Professor Mary Bryden of the University's Department of Modern Languages and European Studies has recently begun work on an AHRC-funded Fellowship to track the many facets of T E Lawrence that continue to prevail in culture today.
"I am exploring why and how a figure such as Lawrence not only continues to have meaning in a post-modern, post-colonial context, but also appears as a recurrent reference point in cultural debate and production;" said Professor Bryden.
"Examples of some of the things I am examining are: plays, bandes dessinées (Franco-Belgian comics), novels, musical affiliations (e.g. the New Zealand vocal artist 'Lawrence Arabia'). The figure of Lawrence has also played into current debates about models of masculinity and transvestism.

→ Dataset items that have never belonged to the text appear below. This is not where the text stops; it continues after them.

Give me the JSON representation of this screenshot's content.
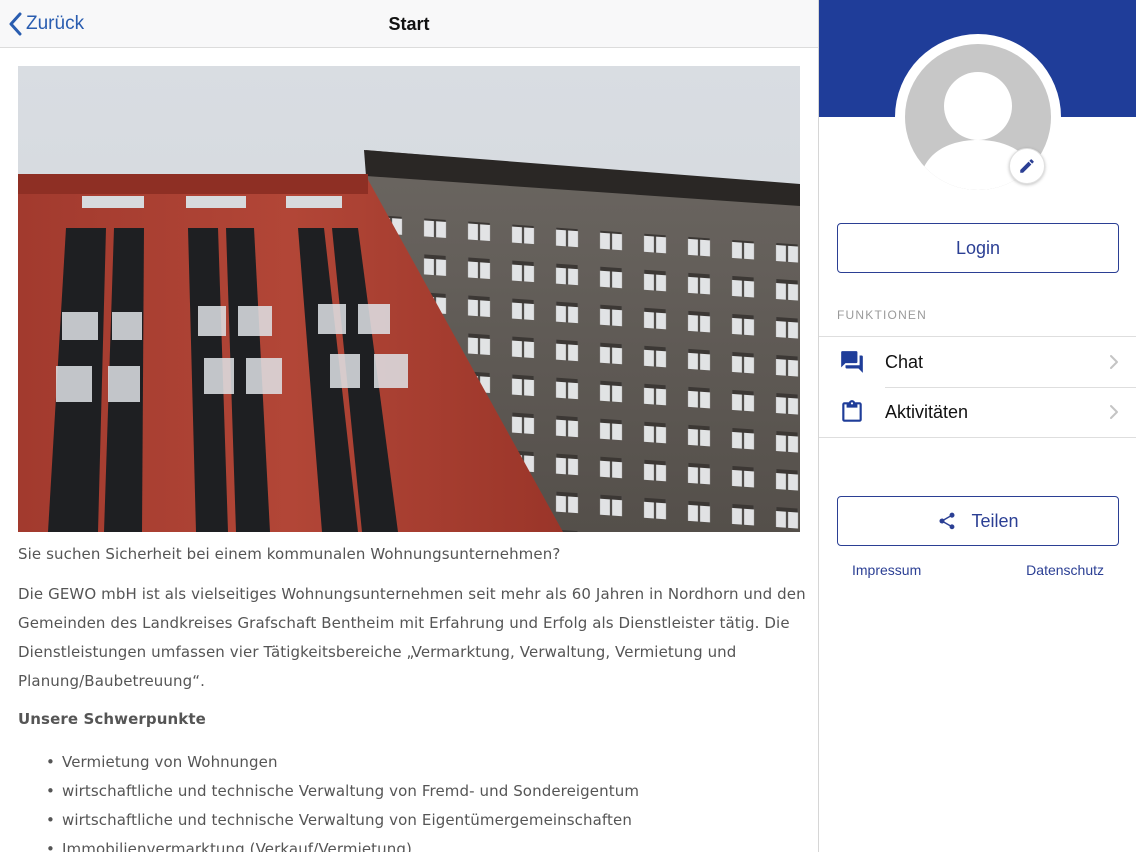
{
  "navbar": {
    "back_label": "Zurück",
    "title": "Start"
  },
  "article": {
    "lead": "Sie suchen Sicherheit bei einem kommunalen Wohnungsunternehmen?",
    "body": "Die GEWO mbH ist als vielseitiges Wohnungsunternehmen seit mehr als 60 Jahren in Nordhorn und den Gemeinden des Landkreises Grafschaft Bentheim mit Erfahrung und Erfolg als Dienstleister tätig. Die Dienstleistungen umfassen vier Tätigkeitsbereiche „Vermarktung, Verwaltung, Vermietung und Planung/Baubetreuung“.",
    "heading": "Unsere Schwerpunkte",
    "focus_items": [
      "Vermietung von Wohnungen",
      "wirtschaftliche und technische Verwaltung von Fremd- und Sondereigentum",
      "wirtschaftliche und technische Verwaltung von Eigentümergemeinschaften",
      "Immobilienvermarktung (Verkauf/Vermietung)"
    ]
  },
  "sidebar": {
    "login_label": "Login",
    "section_title": "FUNKTIONEN",
    "menu": [
      {
        "label": "Chat",
        "icon": "chat-icon"
      },
      {
        "label": "Aktivitäten",
        "icon": "clipboard-icon"
      }
    ],
    "share_label": "Teilen",
    "footer": {
      "impressum": "Impressum",
      "datenschutz": "Datenschutz"
    }
  },
  "colors": {
    "brand": "#1f3d99",
    "accent": "#2b3f94",
    "link": "#2a5db0",
    "avatar": "#c7c7c7"
  }
}
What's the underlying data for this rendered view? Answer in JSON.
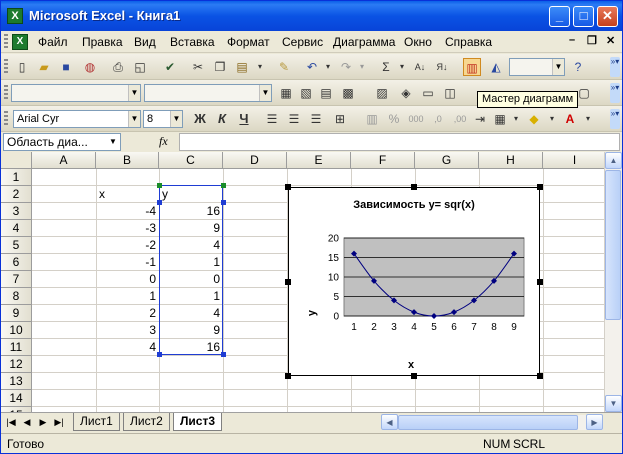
{
  "window": {
    "title": "Microsoft Excel - Книга1",
    "app_icon": "X",
    "minimize_icon": "_",
    "maximize_icon": "□",
    "close_icon": "✕"
  },
  "menu": {
    "items": [
      "Файл",
      "Правка",
      "Вид",
      "Вставка",
      "Формат",
      "Сервис",
      "Диаграмма",
      "Окно",
      "Справка"
    ],
    "doc_minimize": "–",
    "doc_restore": "❐",
    "doc_close": "✕"
  },
  "toolbar_format": {
    "font": "Arial Cyr",
    "size": "8",
    "bold": "Ж",
    "italic": "К",
    "underline": "Ч"
  },
  "tooltip": "Мастер диаграмм",
  "formula_bar": {
    "name_box": "Область диа...",
    "fx": "fx",
    "value": ""
  },
  "sheet": {
    "columns": [
      "A",
      "B",
      "C",
      "D",
      "E",
      "F",
      "G",
      "H",
      "I"
    ],
    "rows": [
      "1",
      "2",
      "3",
      "4",
      "5",
      "6",
      "7",
      "8",
      "9",
      "10",
      "11",
      "12",
      "13",
      "14",
      "15"
    ],
    "header_x": "x",
    "header_y": "y",
    "x_values": [
      "-4",
      "-3",
      "-2",
      "-1",
      "0",
      "1",
      "2",
      "3",
      "4"
    ],
    "y_values": [
      "16",
      "9",
      "4",
      "1",
      "0",
      "1",
      "4",
      "9",
      "16"
    ]
  },
  "chart_data": {
    "type": "line",
    "title": "Зависимость y= sqr(x)",
    "xlabel": "x",
    "ylabel": "y",
    "categories": [
      "1",
      "2",
      "3",
      "4",
      "5",
      "6",
      "7",
      "8",
      "9"
    ],
    "series": [
      {
        "values": [
          16,
          9,
          4,
          1,
          0,
          1,
          4,
          9,
          16
        ]
      }
    ],
    "ylim": [
      0,
      20
    ],
    "yticks": [
      "0",
      "5",
      "10",
      "15",
      "20"
    ],
    "grid": true,
    "legend": "none",
    "plot_bg_color": "#c0c0c0",
    "line_color": "#000080"
  },
  "tabs": {
    "sheets": [
      "Лист1",
      "Лист2",
      "Лист3"
    ],
    "active": "Лист3"
  },
  "status": {
    "ready": "Готово",
    "num": "NUM",
    "scrl": "SCRL"
  }
}
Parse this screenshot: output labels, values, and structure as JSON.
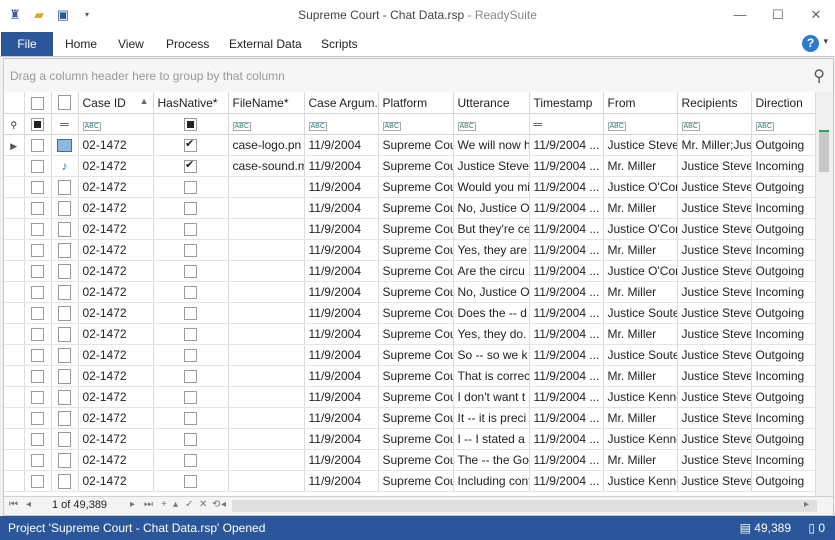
{
  "window": {
    "title": "Supreme Court - Chat Data.rsp",
    "app_suffix": "- ReadySuite"
  },
  "menu": {
    "file": "File",
    "items": [
      "Home",
      "View",
      "Process",
      "External Data",
      "Scripts"
    ],
    "help": "?"
  },
  "grid": {
    "group_hint": "Drag a column header here to group by that column",
    "columns": [
      "Case ID",
      "HasNative*",
      "FileName*",
      "Case Argum...",
      "Platform",
      "Utterance",
      "Timestamp",
      "From",
      "Recipients",
      "Direction"
    ],
    "rows": [
      {
        "icon": "image-file-icon",
        "case": "02-1472",
        "native": true,
        "file": "case-logo.pn",
        "date": "11/9/2004",
        "platform": "Supreme Cou",
        "utt": "We will now h",
        "ts": "11/9/2004 ...",
        "from": "Justice Steve",
        "to": "Mr. Miller;Just",
        "dir": "Outgoing"
      },
      {
        "icon": "audio-file-icon",
        "case": "02-1472",
        "native": true,
        "file": "case-sound.m",
        "date": "11/9/2004",
        "platform": "Supreme Cou",
        "utt": "Justice Steve",
        "ts": "11/9/2004 ...",
        "from": "Mr. Miller",
        "to": "Justice Steve",
        "dir": "Incoming"
      },
      {
        "icon": "document-icon",
        "case": "02-1472",
        "native": false,
        "file": "",
        "date": "11/9/2004",
        "platform": "Supreme Cou",
        "utt": "Would you mi",
        "ts": "11/9/2004 ...",
        "from": "Justice O'Con",
        "to": "Justice Steve",
        "dir": "Outgoing"
      },
      {
        "icon": "document-icon",
        "case": "02-1472",
        "native": false,
        "file": "",
        "date": "11/9/2004",
        "platform": "Supreme Cou",
        "utt": "No, Justice O'",
        "ts": "11/9/2004 ...",
        "from": "Mr. Miller",
        "to": "Justice Steve",
        "dir": "Incoming"
      },
      {
        "icon": "document-icon",
        "case": "02-1472",
        "native": false,
        "file": "",
        "date": "11/9/2004",
        "platform": "Supreme Cou",
        "utt": "But they're ce",
        "ts": "11/9/2004 ...",
        "from": "Justice O'Con",
        "to": "Justice Steve",
        "dir": "Outgoing"
      },
      {
        "icon": "document-icon",
        "case": "02-1472",
        "native": false,
        "file": "",
        "date": "11/9/2004",
        "platform": "Supreme Cou",
        "utt": "Yes, they are",
        "ts": "11/9/2004 ...",
        "from": "Mr. Miller",
        "to": "Justice Steve",
        "dir": "Incoming"
      },
      {
        "icon": "document-icon",
        "case": "02-1472",
        "native": false,
        "file": "",
        "date": "11/9/2004",
        "platform": "Supreme Cou",
        "utt": "Are the circu",
        "ts": "11/9/2004 ...",
        "from": "Justice O'Con",
        "to": "Justice Steve",
        "dir": "Outgoing"
      },
      {
        "icon": "document-icon",
        "case": "02-1472",
        "native": false,
        "file": "",
        "date": "11/9/2004",
        "platform": "Supreme Cou",
        "utt": "No, Justice O'",
        "ts": "11/9/2004 ...",
        "from": "Mr. Miller",
        "to": "Justice Steve",
        "dir": "Incoming"
      },
      {
        "icon": "document-icon",
        "case": "02-1472",
        "native": false,
        "file": "",
        "date": "11/9/2004",
        "platform": "Supreme Cou",
        "utt": "Does the -- d",
        "ts": "11/9/2004 ...",
        "from": "Justice Soute",
        "to": "Justice Steve",
        "dir": "Outgoing"
      },
      {
        "icon": "document-icon",
        "case": "02-1472",
        "native": false,
        "file": "",
        "date": "11/9/2004",
        "platform": "Supreme Cou",
        "utt": "Yes, they do.",
        "ts": "11/9/2004 ...",
        "from": "Mr. Miller",
        "to": "Justice Steve",
        "dir": "Incoming"
      },
      {
        "icon": "document-icon",
        "case": "02-1472",
        "native": false,
        "file": "",
        "date": "11/9/2004",
        "platform": "Supreme Cou",
        "utt": "So -- so we k",
        "ts": "11/9/2004 ...",
        "from": "Justice Soute",
        "to": "Justice Steve",
        "dir": "Outgoing"
      },
      {
        "icon": "document-icon",
        "case": "02-1472",
        "native": false,
        "file": "",
        "date": "11/9/2004",
        "platform": "Supreme Cou",
        "utt": "That is correc",
        "ts": "11/9/2004 ...",
        "from": "Mr. Miller",
        "to": "Justice Steve",
        "dir": "Incoming"
      },
      {
        "icon": "document-icon",
        "case": "02-1472",
        "native": false,
        "file": "",
        "date": "11/9/2004",
        "platform": "Supreme Cou",
        "utt": "I don't want t",
        "ts": "11/9/2004 ...",
        "from": "Justice Kenne",
        "to": "Justice Steve",
        "dir": "Outgoing"
      },
      {
        "icon": "document-icon",
        "case": "02-1472",
        "native": false,
        "file": "",
        "date": "11/9/2004",
        "platform": "Supreme Cou",
        "utt": "It -- it is preci",
        "ts": "11/9/2004 ...",
        "from": "Mr. Miller",
        "to": "Justice Steve",
        "dir": "Incoming"
      },
      {
        "icon": "document-icon",
        "case": "02-1472",
        "native": false,
        "file": "",
        "date": "11/9/2004",
        "platform": "Supreme Cou",
        "utt": "I -- I stated a",
        "ts": "11/9/2004 ...",
        "from": "Justice Kenne",
        "to": "Justice Steve",
        "dir": "Outgoing"
      },
      {
        "icon": "document-icon",
        "case": "02-1472",
        "native": false,
        "file": "",
        "date": "11/9/2004",
        "platform": "Supreme Cou",
        "utt": "The -- the Go",
        "ts": "11/9/2004 ...",
        "from": "Mr. Miller",
        "to": "Justice Steve",
        "dir": "Incoming"
      },
      {
        "icon": "document-icon",
        "case": "02-1472",
        "native": false,
        "file": "",
        "date": "11/9/2004",
        "platform": "Supreme Cou",
        "utt": "Including cont",
        "ts": "11/9/2004 ...",
        "from": "Justice Kenne",
        "to": "Justice Steve",
        "dir": "Outgoing"
      }
    ],
    "pager": "1 of 49,389"
  },
  "status": {
    "message": "Project 'Supreme Court - Chat Data.rsp' Opened",
    "record_count": "49,389",
    "other_count": "0"
  },
  "colors": {
    "accent": "#2b579a",
    "checked_green": "#2aa84a"
  }
}
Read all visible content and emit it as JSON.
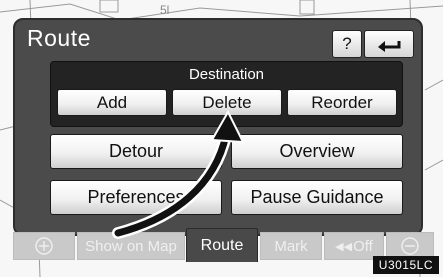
{
  "header": {
    "title": "Route",
    "help_label": "?"
  },
  "destination": {
    "label": "Destination",
    "buttons": [
      "Add",
      "Delete",
      "Reorder"
    ]
  },
  "actions": {
    "detour": "Detour",
    "overview": "Overview",
    "preferences": "Preferences",
    "pause_guidance": "Pause Guidance"
  },
  "bottom_bar": {
    "show_on_map": "Show on Map",
    "route": "Route",
    "mark": "Mark",
    "off": "Off"
  },
  "image_code": "U3015LC"
}
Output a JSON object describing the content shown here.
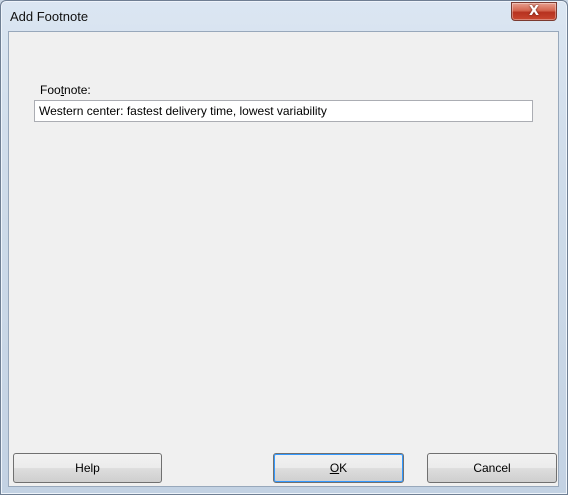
{
  "window": {
    "title": "Add Footnote",
    "close_glyph": "X"
  },
  "form": {
    "footnote_label_prefix": "Foo",
    "footnote_label_accel": "t",
    "footnote_label_suffix": "note:",
    "footnote_value": "Western center: fastest delivery time, lowest variability"
  },
  "buttons": {
    "help_label": "Help",
    "ok_label_accel": "O",
    "ok_label_rest": "K",
    "cancel_label": "Cancel"
  },
  "colors": {
    "client_bg": "#f0f0f0",
    "close_button": "#c9472f",
    "default_button_focus": "#3399ff"
  }
}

"Lawrence's most famous work, The Seven Pillars of Wisdom, retains its international status, and has been repeatedly translated into French, most recently in 2009. These translations have never before been evaluated in relation to one another, and yet they offer important light on the cross-cultural 'translatability' of the Lawrence phenomenon.
"As a French Studies scholar, I am in a good position to undertake this, in addition to looking at the under-researched area of Lawrence's influence on some key French intellectuals, including André Malraux and Gilles Deleuze;" said Professor Bryden.
Professor Bryden has consulted archive material from France, Britain and America during her research. For some of her work, she will be calling on Lawrence material in the publishers' archives of Special Collections at the University of Reading. It mainly concerns work Lawrence did other than The Seven Pillars of Wisdom - reader's reports and reviews - not as well known but of great importance to Lawrence scholars.
A lesser known connection to Reading is the fact that Lawrence lost his first draft of the monumental The Seven Pillars of Wisdom in 1919, while changing trains at Reading Station. He then had to rewrite the whole thing.